Fine Print – June 2011
I don’t know how much I’ll like having Duke Energy Corp. as my power company. I’ve been a customer of Raleigh-based Progress Energy Inc., which Duke is proposing to swallow, for so long that I remember when it was called Carolina Power & Light. We’ve grown accustomed to each other. But I’ll say one thing for Charlotte-based Duke: It sure knows how to electrify any conversation about the environment.
It starts at the top. Duke CEO Jim Rogers (cover story, May 2010) is a guy with an odd, and seemingly contradictory, reputation: He’s environmentally concerned and aware, as well as being a notable spewer of mammoth amounts of carbon into the atmosphere. (Rogers personally doesn’t do the spewing, of course; I’m talking about his company, whose coal-fired power plants make it one of the most prolific emitters of carbon in the country.) A writer for The New York Times Magazine sought to get to the bottom of this contradiction three years ago, albeit without much success. After pointing out that Rogers hobnobs with environmental activists and generally supports their concerns about climate change, the writer noted that even after eight months of studying and interviewing Rogers, he never once heard the Duke CEO refer to his “polar-bear moment — the instant when [he] realized the earth is imperiled.” Rogers’ environmentalism isn’t passionate, apparently; if anything, it’s strangely wonky.
Then there’s the ongoing saga of the new coal-fired power plant at Duke’s Cliffside Steam Station, scheduled to come on line in 2012. Environmentalists hate it, largely because it’s a $2 billion-plus investment in coal power at a time when climate change is the cause du jour. For its part, Duke Energy points out that the new plant will use the most efficient technologies to curb emissions and will replace older generating units that are less climate-friendly. If it turns out that carbon emissions from Cliffside decrease in the long run, activists have in effect been protesting on behalf of the carbon-spewing status quo — and against improvement.

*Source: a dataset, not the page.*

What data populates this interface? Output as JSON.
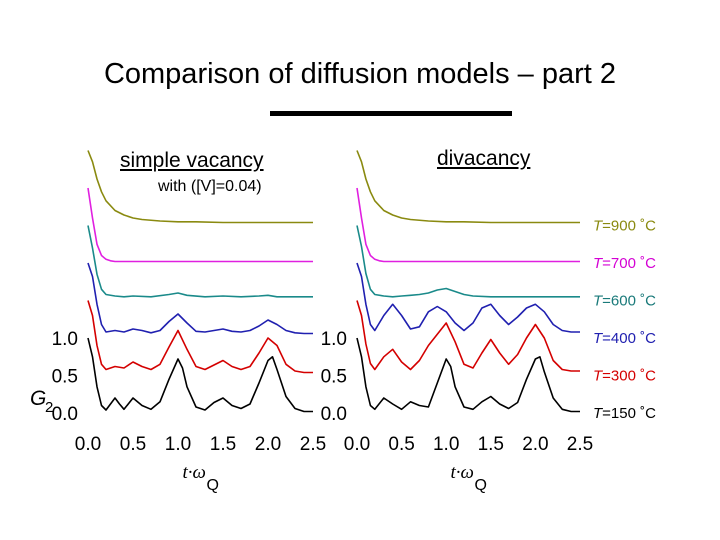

All this brings us to the present. In the interest of not contributing any further to the ravaging of West Virginia’s landscape, Duke Energy has expressed its desire to stop using “mountaintop coal,” despite its relative cheapness. But it turns out it can’t — because regulators like cheap coal more than they like the environment. See what I mean? Duke has a true gift for making things interesting, if not outright bizarre.
Perhaps you’ve read about the mining of mountaintop coal. It happens mostly in West Virginia, a place that can be reasonably described as a giant lump of coal with a thin veneer of soil covering it. Traditional mining — drilling holes deep into a mountainside and hauling coal out — is labor-intensive, dangerous and costly. Mountaintop mining is easier, cheaper and requires fewer people. Basically, you cut down all the trees, blast the top off the mountain and haul away the exposed coal. What’s not to like about that? Well, water pollution, for one, as the piles of rubble leach nasty stuff into streams every time it rains. Then there’s the fact that you’re left with a bunch of decapitated mountains, which doesn’t exactly help with tourism and such.
Those problems were enough for Duke to ask its coal suppliers if it was possible to forgo mountaintop coal without prices going up. The answer according to The Charlotte Observer (and I’m paraphrasing here) was: “Not a chance.” The best suppliers could do was to guarantee that 10% of the coal wouldn’t come from blasted mountaintops. Above that, the price goes up. North Carolina regulators drove that point home, reminding the Observer that state law requires public utilities to supply power at the lowest possible price — meaning it’s actually illegal for Duke Energy to help the environment by paying a little extra for nonmountaintop coal.
I’m always entertained when the law of unintended consequences asserts itself. Who doesn’t appreciate the irony of a government that employs thousands of people to prevent environmental degradation in North Carolina also employing a separate group to ensure environmental degradation in West Virginia? Adding to the entertainment was the Sierra Club’s reaction. Its state director opined that Duke “needs to move beyond” coal and suggested that wind power could fill the gap. A few statistics, harvested from a recent Atlantic magazine article about the energy industry, are in order. At the moment, coal-burning power plants provide 46% of the nation’s electricity. The next three sources combined — nuclear, natural gas and hydroelectric — account for 50%. The remaining 4% of electricity is provided by various technologies that can be lumped together in a category called ”other.” Sure, wind power has grown dramatically in the past decade. But it’s still an “other.” The magazine notes that a single mine in Kentucky produces enough coal in a day to generate “three-quarters as much electricity … as all the solar and wind facilities in the United States combined.”
In short, our need for electricity — which can only be met through the burning of coal — simply can’t be reconciled with our desire to keep carbon out of the air. And that’s perhaps the most valuable service Duke Energy provides: With all its talk about the environment, it lays bare that undeniable reality.